While there are reasonable debates to be had about how much Trump's base is shrinking and how politically important such shrinkage might be, an accumulating mass of data indicates that Trump's base shrinkage is real. Consider:
- The most recent IBD/TIPP poll shows sharp declines in approval across a range of groups (graphic above) where Trump was strong in the 2016 election.
- In the most recent CNN poll, strong approval of Trump among Republicans has dropped from 73 percent in February to 59 percent today and among white noncollege voters from 47 to 35 percent.
- In the most recent Quinnipiac poll, more white noncollege voters disapprove of Trump's job performance (50 percent) than approve (43 percent). This is among a group that backed Trump by a stunning 66 to 29 percent margin in the 2016 election.
- In a new Firehouse/Optimus survey of voters in Florida, Ohio, Wisconsin and Pennsylvania, strongly favorable ratings of Trump have dropped from 35 percent in April to 29 percent today.

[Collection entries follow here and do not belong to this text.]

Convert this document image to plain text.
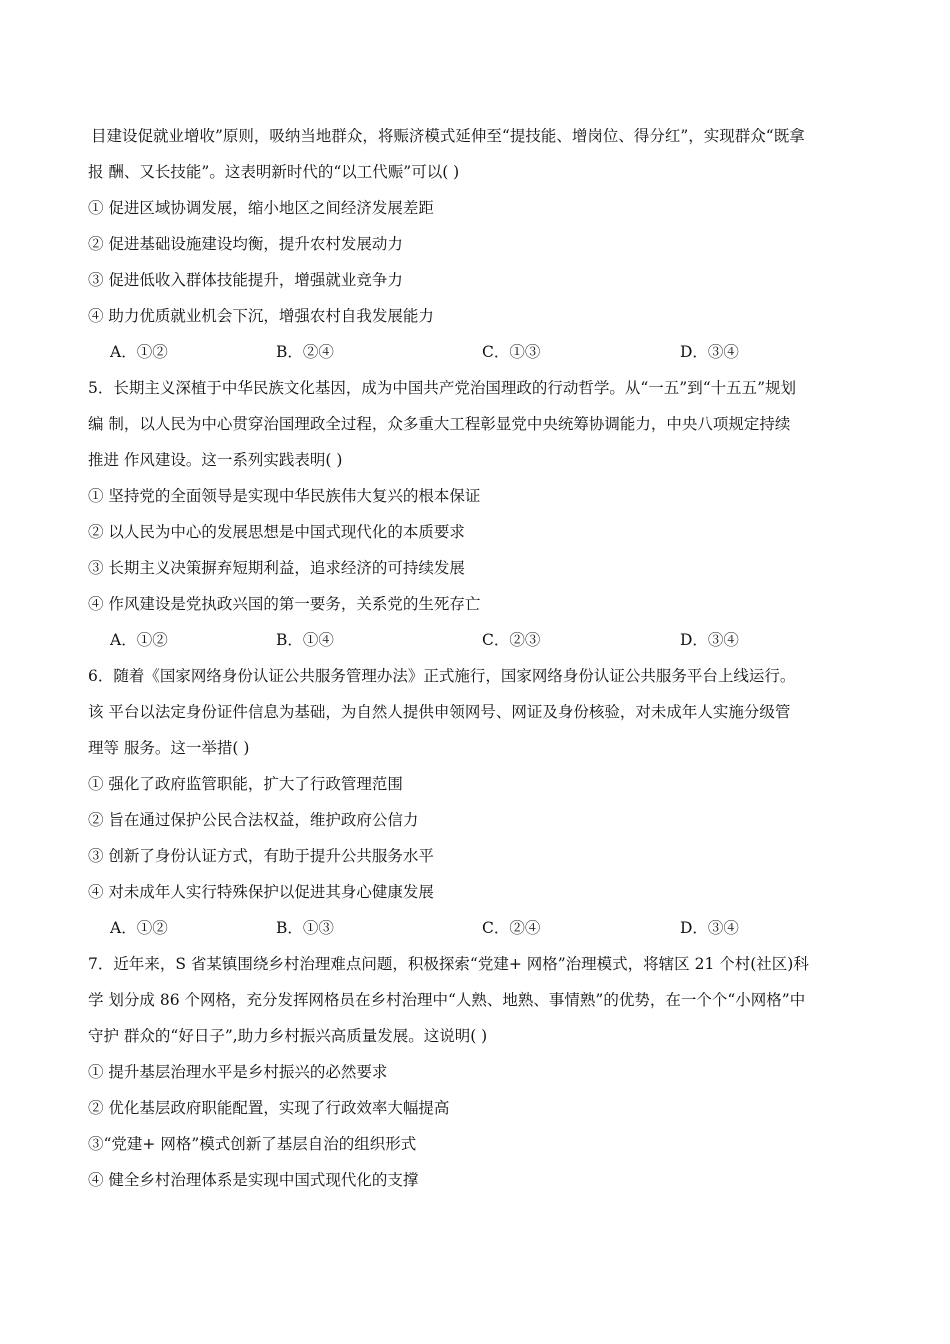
目建设促就业增收”原则，吸纳当地群众，将赈济模式延伸至“提技能、增岗位、得分红”，实现群众“既拿
报 酬、又长技能”。这表明新时代的“以工代赈”可以( )
① 促进区域协调发展，缩小地区之间经济发展差距
② 促进基础设施建设均衡，提升农村发展动力
③ 促进低收入群体技能提升，增强就业竞争力
④ 助力优质就业机会下沉，增强农村自我发展能力
A．①②	B．②④	C．①③	D．③④
5．长期主义深植于中华民族文化基因，成为中国共产党治国理政的行动哲学。从“一五”到“十五五”规划
编 制，以人民为中心贯穿治国理政全过程，众多重大工程彰显党中央统筹协调能力，中央八项规定持续
推进 作风建设。这一系列实践表明( )
① 坚持党的全面领导是实现中华民族伟大复兴的根本保证
② 以人民为中心的发展思想是中国式现代化的本质要求
③ 长期主义决策摒弃短期利益，追求经济的可持续发展
④ 作风建设是党执政兴国的第一要务，关系党的生死存亡
A．①②	B．①④	C．②③	D．③④
6．随着《国家网络身份认证公共服务管理办法》正式施行，国家网络身份认证公共服务平台上线运行。
该 平台以法定身份证件信息为基础，为自然人提供申领网号、网证及身份核验，对未成年人实施分级管
理等 服务。这一举措( )
① 强化了政府监管职能，扩大了行政管理范围
② 旨在通过保护公民合法权益，维护政府公信力
③ 创新了身份认证方式，有助于提升公共服务水平
④ 对未成年人实行特殊保护以促进其身心健康发展
A．①②	B．①③	C．②④	D．③④
7．近年来，S 省某镇围绕乡村治理难点问题，积极探索“党建+ 网格”治理模式，将辖区 21 个村(社区)科
学 划分成 86 个网格，充分发挥网格员在乡村治理中“人熟、地熟、事情熟”的优势，在一个个“小网格”中
守护 群众的“好日子”,助力乡村振兴高质量发展。这说明( )
① 提升基层治理水平是乡村振兴的必然要求
② 优化基层政府职能配置，实现了行政效率大幅提高
③“党建+ 网格”模式创新了基层自治的组织形式
④ 健全乡村治理体系是实现中国式现代化的支撑
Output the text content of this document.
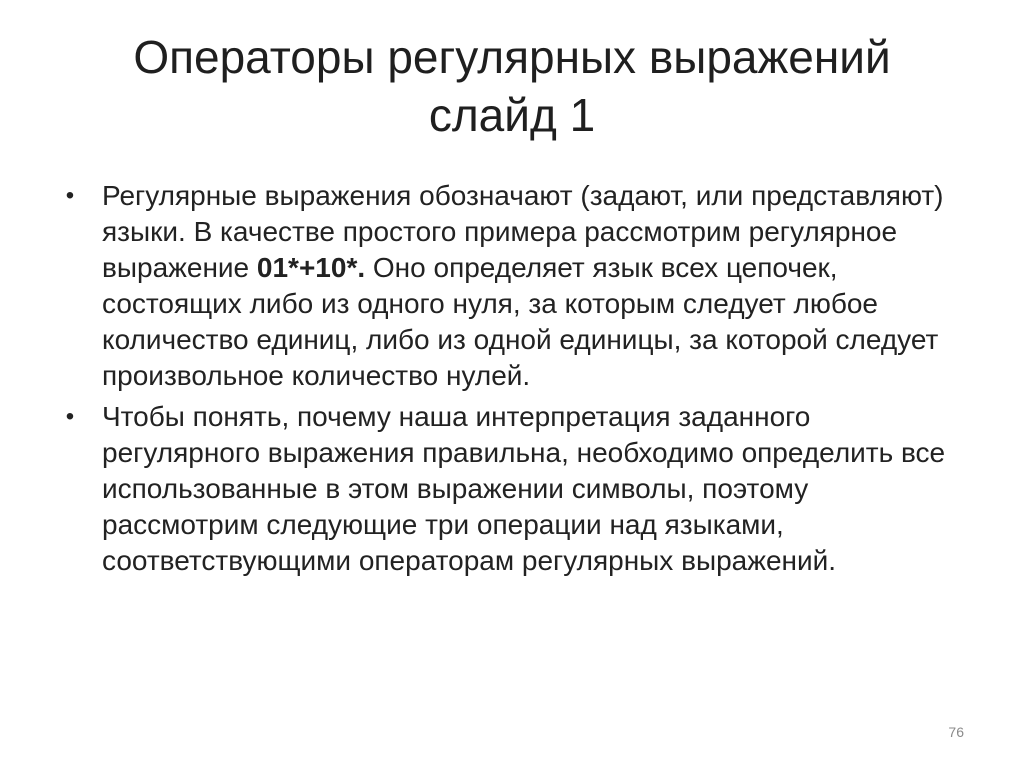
Операторы регулярных выражений
слайд 1
• Регулярные выражения обозначают (задают, или представляют) языки. В качестве простого примера рассмотрим регулярное выражение 01*+10*. Оно определяет язык всех цепочек, состоящих либо из одного нуля, за которым следует любое количество единиц, либо из одной единицы, за которой следует произвольное количество нулей.
• Чтобы понять, почему наша интерпретация заданного регулярного выражения правильна, необходимо определить все использованные в этом выражении символы, поэтому рассмотрим следующие три операции над языками, соответствующими операторам регулярных выражений.
76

Of course, it's a long way to election day and it is possible that Trump's ratings may improve by then (though his trend line is not good). And, even if Trump's approval ratings remain low, there are reasons why Democrats may have a hard time translating these low ratings into big gains. Finally, a Vox/SurveyMonkey aggregation of of six months of their polling data found that Trump's approval slippage has been relatively modest in Republican-held districts that were closest in the last election. Since these districts are critical targets for the Democrats in 2018, this finding, if confirmed by other polls, could indicate a potential problem for the Democrats.
So don't break out the champagne yet. But it's hard to see the very real and ongoing erosion of Trump's political base as anything other than good news.